ADEP-BA abre diálogo com a Defensoria para alinhamento de ações estratégicas

Por: Juliana Rodrigues

Em reunião realizada na manhã desta segunda-feira (19), a presidente da Associação de Defensores Públicos da Bahia (Adep-BA), Tereza Cristina Ferreira, esteve com o defensor público geral, Rafson Ximenes, para uma primeira conversa de alinhamento entre as instituições e apresentação da nova diretoria da Adep-BA. Proposta pela Associação, a reunião buscou abrir o diálogo com a Defensoria Pública nas pautas que são de interesse comum.

Entre os assuntos tratados, a presidente da ADEP-BA abordou o projeto de Lei nº 368/21, em tramitação na Câmara Municipal de Salvador, que propõe a criação do Programa Municipal de Assistência Jurídica Gratuita ao Cidadão, como uma espécie de Defensoria Pública Municipal. “Já temos uma Defensoria Pública voltada aos hipossuficientes de Salvador e da Bahia, e ela não é do Estado nem dos municípios, ela é da população. Precisamos que ela seja fortalecida por todos os atores públicos”, afirma Tereza Ferreira. A presidente disse ainda que vai buscar o diálogo com o prefeito Bruno Reis para vetar o projeto.

Em outro ponto, a Adep reforçou a necessidade de nomeação de novos defensores, aprovados no último concurso, ainda em janeiro de 2023. “É importante esta continuidade para garantir a presença de defensor público em todos territórios que tenham unidades jurisdicionais em funcionamento como preconiza a constituição”, disse Tereza.

Buscando a unificação da Defensoria e seu fortalecimento, foi proposto pela Associação uma ação conjunta na Lavagem do Bonfim com camisas e faixas das duas instituições, já aprovada por Rafson Ximenes. “A ideia é sairmos unidos, fortalecendo a nossa instituição.
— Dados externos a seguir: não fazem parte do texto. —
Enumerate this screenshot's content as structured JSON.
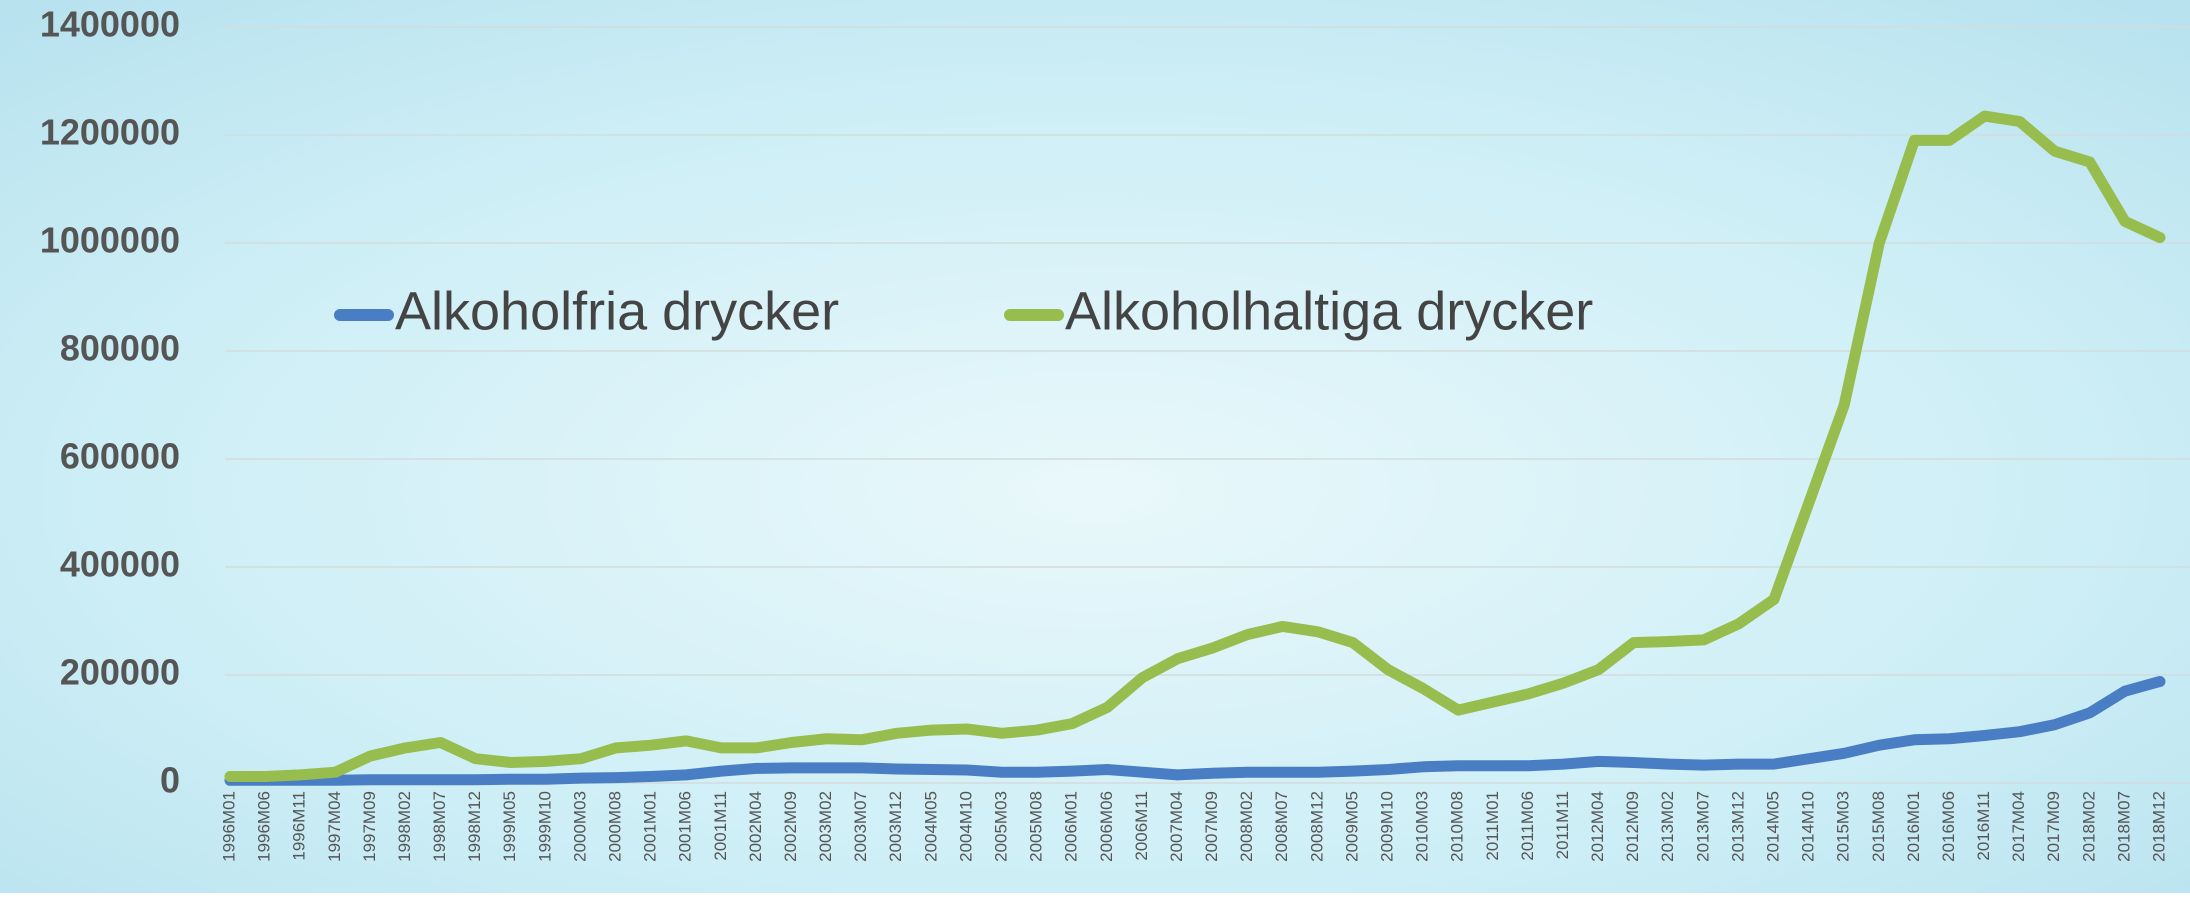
{
  "chart_data": {
    "type": "line",
    "categories": [
      "1996M01",
      "1996M06",
      "1996M11",
      "1997M04",
      "1997M09",
      "1998M02",
      "1998M07",
      "1998M12",
      "1999M05",
      "1999M10",
      "2000M03",
      "2000M08",
      "2001M01",
      "2001M06",
      "2001M11",
      "2002M04",
      "2002M09",
      "2003M02",
      "2003M07",
      "2003M12",
      "2004M05",
      "2004M10",
      "2005M03",
      "2005M08",
      "2006M01",
      "2006M06",
      "2006M11",
      "2007M04",
      "2007M09",
      "2008M02",
      "2008M07",
      "2008M12",
      "2009M05",
      "2009M10",
      "2010M03",
      "2010M08",
      "2011M01",
      "2011M06",
      "2011M11",
      "2012M04",
      "2012M09",
      "2013M02",
      "2013M07",
      "2013M12",
      "2014M05",
      "2014M10",
      "2015M03",
      "2015M08",
      "2016M01",
      "2016M06",
      "2016M11",
      "2017M04",
      "2017M09",
      "2018M02",
      "2018M07",
      "2018M12"
    ],
    "series": [
      {
        "name": "Alkoholfria drycker",
        "color": "#4a7ec4",
        "values": [
          5000,
          5000,
          5000,
          5000,
          6000,
          6000,
          6000,
          6000,
          7000,
          7000,
          9000,
          10000,
          12000,
          15000,
          22000,
          27000,
          28000,
          28000,
          28000,
          26000,
          25000,
          24000,
          20000,
          20000,
          22000,
          25000,
          20000,
          15000,
          18000,
          20000,
          20000,
          20000,
          22000,
          25000,
          30000,
          32000,
          32000,
          32000,
          35000,
          40000,
          38000,
          35000,
          33000,
          35000,
          35000,
          45000,
          55000,
          70000,
          80000,
          82000,
          88000,
          95000,
          108000,
          130000,
          170000,
          188000
        ]
      },
      {
        "name": "Alkoholhaltiga drycker",
        "color": "#97bd4f",
        "values": [
          12000,
          12000,
          15000,
          20000,
          50000,
          65000,
          75000,
          45000,
          38000,
          40000,
          45000,
          65000,
          70000,
          78000,
          65000,
          65000,
          75000,
          82000,
          80000,
          92000,
          98000,
          100000,
          92000,
          98000,
          110000,
          140000,
          195000,
          230000,
          250000,
          275000,
          290000,
          280000,
          260000,
          210000,
          175000,
          135000,
          150000,
          165000,
          185000,
          210000,
          260000,
          262000,
          265000,
          295000,
          340000,
          520000,
          700000,
          1000000,
          1190000,
          1190000,
          1235000,
          1225000,
          1170000,
          1150000,
          1040000,
          1010000
        ]
      }
    ],
    "ylim": [
      0,
      1400000
    ],
    "yticks": [
      0,
      200000,
      400000,
      600000,
      800000,
      1000000,
      1200000,
      1400000
    ],
    "grid": true
  }
}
Sabemos que a lavagem é um ato de fé e também político, então, precisamos estar juntos mostrando a importância da Defensoria Pública e de sermos a ÚNICA”, destaca a presidente da Adep.

Demanda dos associados, a presidente também pautou o Projeto de Lei Complementar nº 147/2022, que visa a atualizar a Lei Orgânica da Defensoria Pública do Estado da Bahia e, dentre outras questões, reestrutura e renomeia as classes defensorias; alteração dos limites de membros por classes; definição de limite de subsídio para nova classe instituída. A presidente da Adep convidou o defensor geral para participar de uma reunião com os associados sobre o tema ainda este ano, não deixando o assunto para 2023, já que o projeto não foi discutido com a classe ou com o Conselho Superior. “Encomendamos uma análise jurídica sobre o projeto, para atender as dúvidas dos colegas e subsidiar possíveis emendas e também achamos fundamental que a Administração Superior se posicione sobre o projeto de sua autoria”, afirmou Tereza.